When incorporating open source components into proprietary (and confidential) code or creating new works based on open source components, it is important to carefully consider the open source licence terms to avoid inadvertently triggering a source code disclosure requirement.
Open source components can include computer software, structures, and datasets.
Trained neural networks are a special type of computing structure where a “neural network,” comprising computer-based representations of various mathematical functions, is refined through a typically iterative process to “train” the neural network by tuning the computer-based representations of various mathematical functions through shifting various parameter weights (e.g., co-efficients) in the neural network architecture to optimize for a particular outcome or outcomes.
As an example, a neural network can be “trained” over a period of time to distinguish between cat and non-cat images by tweaking the parameter weights up and down in response to a training dataset of cat and non-cat images. After training, the trained neural network has specific parameter weights that represent the neural network’s “understanding” of “a cat” and “not a cat.” The trained neural network can be deployed to receive new unknown images as input, and generate output of a classification indicative of how confident the trained neural network is that a new unknown image is an image of a cat.
Trained neural networks can be particularly useful in high-complexity applications such as machine translations, audio transcription, document classification, weather modelling, among others, where the underlying relationships and dependencies are not known or very complex. How the neural network is trained can have significant impacts on the accuracy and performance of the neural network. A trained neural network can thus be coupled to a processing engine that provides the new inputs for generating outputs using the trained neural network.
It can be very expensive and time-consuming to train a neural network. For example, intricate approaches may be required to train the neural network (e.g., specific training steps, training approaches), and expensive and/or painstakingly collated data sets may be required to accurately train the neural network. For example, the training set could include raw data that had to be manually labelled and classified, or non-public data that had to be purchased or collated from third parties.
The trained neural network itself can be a valuable component of a particular software project, and it may be desirable to keep it confidential.
When using open source components to develop trained neural networks, care needs to be taken to avoid inadvertently triggering open source disclosure obligations if the trained neural network itself is to be kept proprietary and confidential.
For example, portions of the other software that are being used with or accompanying the trained neural network may have open source components embedded therein with copyleft requirements that may attach to the trained neural network.
Given complexities of development processes and system architectures, it is unclear whether the scope of open source licences covers trained neural networks.
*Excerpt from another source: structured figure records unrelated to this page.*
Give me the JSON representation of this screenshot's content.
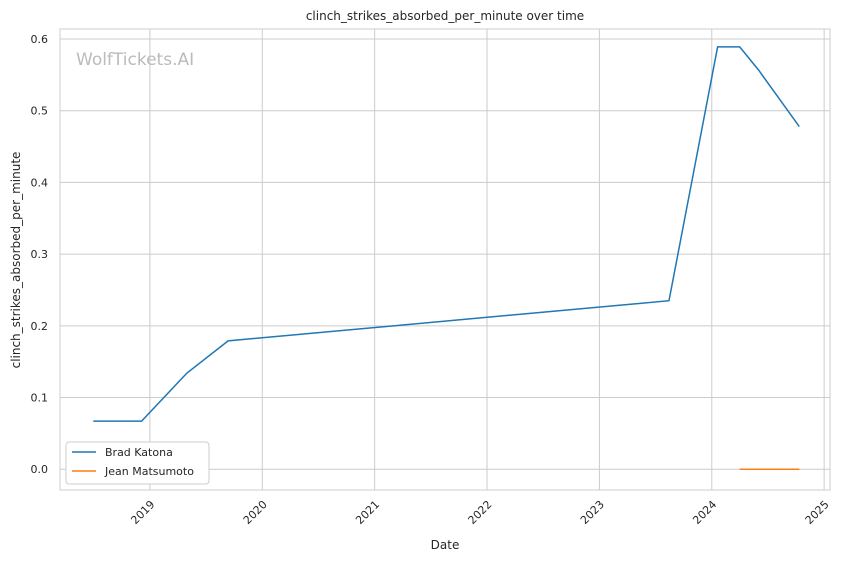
{
  "chart_data": {
    "type": "line",
    "title": "clinch_strikes_absorbed_per_minute over time",
    "xlabel": "Date",
    "ylabel": "clinch_strikes_absorbed_per_minute",
    "watermark": "WolfTickets.AI",
    "xlim": [
      "2018-03-15",
      "2025-01-20"
    ],
    "ylim": [
      -0.029,
      0.614
    ],
    "xticks": [
      "2019",
      "2020",
      "2021",
      "2022",
      "2023",
      "2024",
      "2025"
    ],
    "yticks": [
      "0.0",
      "0.1",
      "0.2",
      "0.3",
      "0.4",
      "0.5",
      "0.6"
    ],
    "grid": true,
    "legend": "bottom-left",
    "series": [
      {
        "name": "Brad Katona",
        "color": "#1f77b4",
        "points": [
          [
            "2018-07-01",
            0.067
          ],
          [
            "2018-12-05",
            0.067
          ],
          [
            "2019-05-01",
            0.134
          ],
          [
            "2019-09-12",
            0.179
          ],
          [
            "2023-08-15",
            0.235
          ],
          [
            "2024-01-20",
            0.589
          ],
          [
            "2024-04-01",
            0.589
          ],
          [
            "2024-06-01",
            0.557
          ],
          [
            "2024-10-12",
            0.478
          ]
        ]
      },
      {
        "name": "Jean Matsumoto",
        "color": "#ff7f0e",
        "points": [
          [
            "2024-04-01",
            0.0
          ],
          [
            "2024-10-12",
            0.0
          ]
        ]
      }
    ]
  }
}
For example, it is unclear whether trained neural networks and their specific parameters would be considered a “modified work” or “derivative work” requiring source code disclosure, or merely “data” that may not be within the scope of the licence disclosure requirements. A company should also document and track the development of trained neural networks when involving open source components.
It is important to note the question of whether open source obligations extend to the trained neural network is an open area of dispute in on-going litigation in respect of disclosure requirements of a neural network supporting a chess engine, and until there is further clarity, the following steps may aid in a future determination of whether open source obligations extend to the trained neural network.
- Segregate, for example, into a separate library, the source code relating to the operation of the trained neural network from other components of the system, such as the processing engine that receives the inputs and provides the outputs for downstream usage.
- Avoid compiling a combined binary having both the trained neural network and the open source components together inside the final binary object. Rather, utilize fully separately compiled binaries that interact with one another.
- If possible, separate the actual underlying weight parameters of the trained neural network into a separate file to be referenced by the main processor engine, such that if needed, the main processor engine having the open source components can be functional using a different trained neural network.
- If possible, maintain the trained neural network on separate infrastructure (e.g., implementing a cloud-hosted model or a SaaS model) such that a customer does not run or store locally on the customer’s devices the trained neural network.
Accordingly, it would be prudent to carefully consider open source licence terms when contemplating using open source components for developing a trained neural network. There are many different open source licences with varying permissions, obligations and limitations, making it important to identify all contemplated open source components and their corresponding licences. Otherwise, a company may inadvertently trigger a source code disclosure requirement for a valuable, confidential trained neural network.